Comparative Example 2 The same procedure as in Example 1 was carried out except that 5 parts by weight of liquid paraffin was used as a softening agent instead of the 1-butene copolymer in Example 1. Table 1 shows the results of measuring the tensile elastic modulus and the elongation at break of the obtained pellets by press molding. The breaking strength is inferior in Comparative Examples 1 and 2.

[0070]

[Table 1]

[0071]

EFFECTS OF THE INVENTION The resin composite material of the present invention has an excellent balance of elastic modulus and elongation without brittleness of polypropylene itself and remarkable reduction of elongation and impact resistance even when a filler is highly blended. It is widely used as a member for automobiles and home appliances.

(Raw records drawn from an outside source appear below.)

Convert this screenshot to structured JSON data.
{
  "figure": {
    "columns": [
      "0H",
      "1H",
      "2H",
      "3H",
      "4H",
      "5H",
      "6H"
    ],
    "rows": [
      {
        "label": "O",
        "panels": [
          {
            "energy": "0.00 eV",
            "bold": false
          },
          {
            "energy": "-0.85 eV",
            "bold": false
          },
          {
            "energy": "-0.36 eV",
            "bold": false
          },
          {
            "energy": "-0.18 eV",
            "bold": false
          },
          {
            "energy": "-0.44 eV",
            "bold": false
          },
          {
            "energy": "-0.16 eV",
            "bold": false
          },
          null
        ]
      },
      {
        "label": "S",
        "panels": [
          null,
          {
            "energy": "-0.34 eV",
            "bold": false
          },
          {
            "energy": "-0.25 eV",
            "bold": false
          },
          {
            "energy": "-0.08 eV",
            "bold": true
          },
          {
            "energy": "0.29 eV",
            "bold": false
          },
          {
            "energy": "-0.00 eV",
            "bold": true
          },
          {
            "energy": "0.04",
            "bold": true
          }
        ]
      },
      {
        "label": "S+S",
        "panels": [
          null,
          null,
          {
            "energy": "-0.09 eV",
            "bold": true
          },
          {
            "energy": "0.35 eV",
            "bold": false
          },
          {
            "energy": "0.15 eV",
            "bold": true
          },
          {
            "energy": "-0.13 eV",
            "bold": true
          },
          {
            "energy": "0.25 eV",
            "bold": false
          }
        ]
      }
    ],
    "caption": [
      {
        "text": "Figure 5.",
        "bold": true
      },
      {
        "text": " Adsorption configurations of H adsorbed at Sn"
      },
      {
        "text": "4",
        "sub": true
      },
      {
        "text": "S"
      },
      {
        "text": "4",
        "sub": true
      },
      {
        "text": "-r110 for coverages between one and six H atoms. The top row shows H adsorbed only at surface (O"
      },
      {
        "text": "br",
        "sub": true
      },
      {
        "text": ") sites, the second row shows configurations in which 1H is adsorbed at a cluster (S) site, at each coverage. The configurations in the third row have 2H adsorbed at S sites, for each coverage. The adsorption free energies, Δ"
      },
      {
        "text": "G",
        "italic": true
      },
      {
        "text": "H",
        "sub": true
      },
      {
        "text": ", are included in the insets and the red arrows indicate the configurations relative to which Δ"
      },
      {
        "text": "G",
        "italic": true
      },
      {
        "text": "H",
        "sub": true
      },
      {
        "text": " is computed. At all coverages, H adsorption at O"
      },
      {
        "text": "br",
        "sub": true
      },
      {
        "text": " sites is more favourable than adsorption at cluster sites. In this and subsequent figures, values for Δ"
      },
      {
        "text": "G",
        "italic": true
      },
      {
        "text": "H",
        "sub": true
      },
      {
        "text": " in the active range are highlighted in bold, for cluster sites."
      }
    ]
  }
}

Continued front page    F-term (reference) 4J002 AC00Y AH00Y BB12W BB15W                       BB17X BP02W CG00Y DE076                       DE086 DE146 DE236 DE266                       DJ036 DK006 FD016 GC00                 4J100 AA02Q AA03Q AA04P AA07Q                       AA15Q AA16Q CA01 CA04                       CA11 DA04 DA22 FA10 JA43                       JA57

Claims (3)

[Claims] 1. 90 to 5 parts by weight of polypropylene, 90 to 5 parts by weight of a 1-butene polymer satisfying the following (1) to (4), and an organic filler and / or an inorganic filler 5 to 90.
A resin composite material comprising a part by weight. (1) Using a differential scanning calorimeter (DSC), the sample was held in a nitrogen atmosphere at −10 ° C. for 5 minutes and then heated at 10 ° C./minute to obtain the highest temperature side of the melting endothermic curve. The melting point (Tm-D) defined as the peak top of the observed peak is 0 to 100 ° C. (2) Stereoregularity index {(mmmm) / (mmrr + r
mmr)} is 20 or less (3) Gel permeation chromatograph (GPC)
Molecular weight distribution (Mw / Mn) measured by the method is 4.0 or less (4) Weight average molecular weight (Mw) measured by the GPC method
Is 10,000 to 1,000,000 2. The resin composite material according to claim 1, wherein the 1-butene polymer has a mesopentad fraction (mmmm) of 20 to 90%. 3. A 1-butene polymer is a copolymer of 1-butene and ethylene and / or an α-olefin having 3 to 20 carbon atoms (excluding 1-butene), wherein 1-butene is used. The resin composite material according to claim 1 or 2, wherein the structural unit derived from is 90 mol% or more.